Packard Museum Honors Dirt Bike Legend John Penton

Jan 9, 2019 2 min read
Packard Museum Honors Dirt Bike Legend John Penton

Pioneering enduro rider is guest of honor at annual motorcycle exhibit.

The National Packard Museum in Warren, Ohio is not the first place you think of when you think motorcycles, or even the first place in Ohio; the AMA Museum is only 175 miles away in Pickering. But in recent years they have put on an increasingly interesting display of machines with two wheels, among their usual four wheeled artifacts. This year their guest of honor at the opening was dirt legend John Penton, and they featured several of the bikes that bear his name, plus his personal BMW single ISDT race bike from the 1960s.

MORE ON PENTON

You may be wondering what a heavy, shaft drive BMW single, with plunger rear suspension, has to do with off-road dirt competition, but that just shows how far bikes have evolved in 60 years. Back in the days after WWII, big, reliable, powerful Harley-Davidson and Indians were popular in off-road endurance riding because they would take a beating and just keep on going and going. But when Penton got beat on his Harley knucklehead in the Jack Pine 500 Enduro by a lightweight (comparatively) BSA, he saw the writing on the wall, and started preaching the gospel of light is right.

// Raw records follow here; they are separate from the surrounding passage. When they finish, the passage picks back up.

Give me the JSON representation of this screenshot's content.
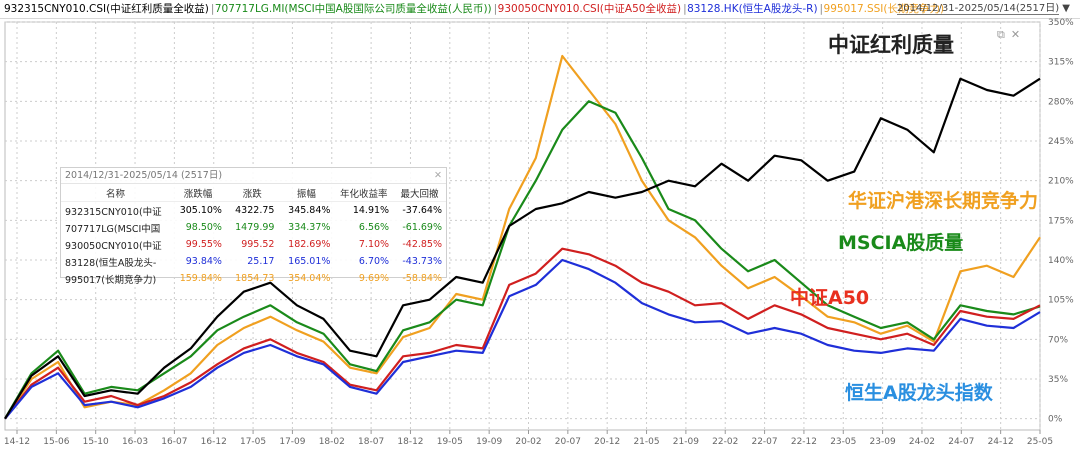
{
  "header": {
    "series": [
      {
        "label": "932315CNY010.CSI(中证红利质量全收益)",
        "color": "#000000"
      },
      {
        "label": "707717LG.MI(MSCI中国A股国际公司质量全收益(人民币))",
        "color": "#1a8a1a"
      },
      {
        "label": "930050CNY010.CSI(中证A50全收益)",
        "color": "#d01f1f"
      },
      {
        "label": "83128.HK(恒生A股龙头-R)",
        "color": "#1f2fd8"
      },
      {
        "label": "995017.SSI(长期竞争力)",
        "color": "#f0a020"
      }
    ],
    "range": "2014/12/31-2025/05/14(2517日)",
    "range_arrow": "▼"
  },
  "window_icons": {
    "restore": "⧉",
    "close": "✕"
  },
  "stats_table": {
    "title": "2014/12/31-2025/05/14 (2517日)",
    "close": "✕",
    "columns": [
      "名称",
      "涨跌幅",
      "涨跌",
      "振幅",
      "年化收益率",
      "最大回撤"
    ],
    "rows": [
      {
        "name": "932315CNY010(中证",
        "chg": "305.10%",
        "diff": "4322.75",
        "amp": "345.84%",
        "ann": "14.91%",
        "mdd": "-37.64%",
        "color": "#000000"
      },
      {
        "name": "707717LG(MSCI中国",
        "chg": "98.50%",
        "diff": "1479.99",
        "amp": "334.37%",
        "ann": "6.56%",
        "mdd": "-61.69%",
        "color": "#1a8a1a"
      },
      {
        "name": "930050CNY010(中证",
        "chg": "99.55%",
        "diff": "995.52",
        "amp": "182.69%",
        "ann": "7.10%",
        "mdd": "-42.85%",
        "color": "#d01f1f"
      },
      {
        "name": "83128(恒生A股龙头-",
        "chg": "93.84%",
        "diff": "25.17",
        "amp": "165.01%",
        "ann": "6.70%",
        "mdd": "-43.73%",
        "color": "#1f2fd8"
      },
      {
        "name": "995017(长期竞争力)",
        "chg": "159.84%",
        "diff": "1854.73",
        "amp": "354.04%",
        "ann": "9.69%",
        "mdd": "-58.84%",
        "color": "#f0a020"
      }
    ]
  },
  "chart_data": {
    "type": "line",
    "x_ticks": [
      "14-12",
      "15-06",
      "15-10",
      "16-03",
      "16-07",
      "16-12",
      "17-05",
      "17-09",
      "18-02",
      "18-07",
      "18-12",
      "19-05",
      "19-09",
      "20-02",
      "20-07",
      "20-12",
      "21-05",
      "21-09",
      "22-02",
      "22-07",
      "22-12",
      "23-05",
      "23-09",
      "24-02",
      "24-07",
      "24-12",
      "25-05"
    ],
    "y_ticks": [
      "0%",
      "35%",
      "70%",
      "105%",
      "140%",
      "175%",
      "210%",
      "245%",
      "280%",
      "315%",
      "350%"
    ],
    "ylim": [
      -10,
      350
    ],
    "x": [
      "2014-12",
      "2015-04",
      "2015-06",
      "2015-09",
      "2015-12",
      "2016-03",
      "2016-07",
      "2016-12",
      "2017-05",
      "2017-09",
      "2018-01",
      "2018-04",
      "2018-07",
      "2018-10",
      "2018-12",
      "2019-04",
      "2019-08",
      "2019-12",
      "2020-03",
      "2020-07",
      "2020-10",
      "2020-12",
      "2021-02",
      "2021-05",
      "2021-09",
      "2022-01",
      "2022-04",
      "2022-07",
      "2022-10",
      "2023-01",
      "2023-05",
      "2023-09",
      "2023-12",
      "2024-02",
      "2024-05",
      "2024-08",
      "2024-10",
      "2024-12",
      "2025-03",
      "2025-05"
    ],
    "series": [
      {
        "name": "中证红利质量",
        "color": "#000000",
        "values": [
          0,
          38,
          55,
          20,
          25,
          22,
          45,
          62,
          90,
          112,
          120,
          100,
          88,
          60,
          55,
          100,
          105,
          125,
          120,
          170,
          185,
          190,
          200,
          195,
          200,
          210,
          205,
          225,
          210,
          232,
          228,
          210,
          218,
          265,
          255,
          235,
          300,
          290,
          285,
          300
        ]
      },
      {
        "name": "MSCIA股质量",
        "color": "#1a8a1a",
        "values": [
          0,
          40,
          60,
          22,
          28,
          25,
          40,
          55,
          78,
          90,
          100,
          85,
          75,
          48,
          42,
          78,
          85,
          105,
          100,
          170,
          210,
          255,
          280,
          270,
          230,
          185,
          175,
          150,
          130,
          140,
          120,
          100,
          90,
          80,
          85,
          70,
          100,
          95,
          92,
          99
        ]
      },
      {
        "name": "中证A50",
        "color": "#d01f1f",
        "values": [
          0,
          30,
          45,
          15,
          20,
          12,
          20,
          32,
          48,
          62,
          70,
          58,
          50,
          30,
          25,
          55,
          58,
          65,
          62,
          118,
          128,
          150,
          145,
          135,
          120,
          112,
          100,
          102,
          88,
          100,
          92,
          80,
          75,
          70,
          75,
          65,
          95,
          90,
          88,
          100
        ]
      },
      {
        "name": "恒生A股龙头指数",
        "color": "#1f2fd8",
        "values": [
          0,
          28,
          40,
          12,
          15,
          10,
          18,
          28,
          45,
          58,
          65,
          55,
          48,
          28,
          22,
          50,
          55,
          60,
          58,
          108,
          118,
          140,
          132,
          120,
          102,
          92,
          85,
          86,
          75,
          80,
          75,
          65,
          60,
          58,
          62,
          60,
          88,
          82,
          80,
          94
        ]
      },
      {
        "name": "华证沪港深长期竞争力",
        "color": "#f0a020",
        "values": [
          0,
          35,
          50,
          10,
          15,
          12,
          25,
          40,
          65,
          80,
          90,
          78,
          68,
          45,
          40,
          72,
          80,
          110,
          105,
          185,
          230,
          320,
          290,
          260,
          210,
          175,
          160,
          135,
          115,
          125,
          108,
          90,
          85,
          75,
          82,
          68,
          130,
          135,
          125,
          160
        ]
      }
    ],
    "annotations": [
      "中证红利质量",
      "华证沪港深长期竞争力",
      "MSCIA股质量",
      "中证A50",
      "恒生A股龙头指数"
    ]
  }
}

He switched to BSA and came in second in 1949, and soon after opened a dealer in BSA, BMW, NSU, and other European brands. In 1958 he set out on a barnstorming tour of the USA on an NSU 175, riding from off-road event to event, and often winning on the same bike. In 1962, pretending to be Canadian, he went to Germany and took a silver in the International Six Days Trials enduro competition, on the very BMW 250cc single at the museum and on the cover of Cycle World. These days, if you know him at all it is for being the man who teamed with an Austrian company to create the Penton dirt bike, which later became KTM.

The exhibit features bike from the early 1900s, up until the present day, and follows the evolution of motorcycle technologies. Just the bikes related to John Penton and his company show a huge part of that in the off-road world.

If you live in Ohio and need a dose of motorcycle to survive the long winter, you should head over to the Packard museum. The exhibit runs from now until the end of May 2019.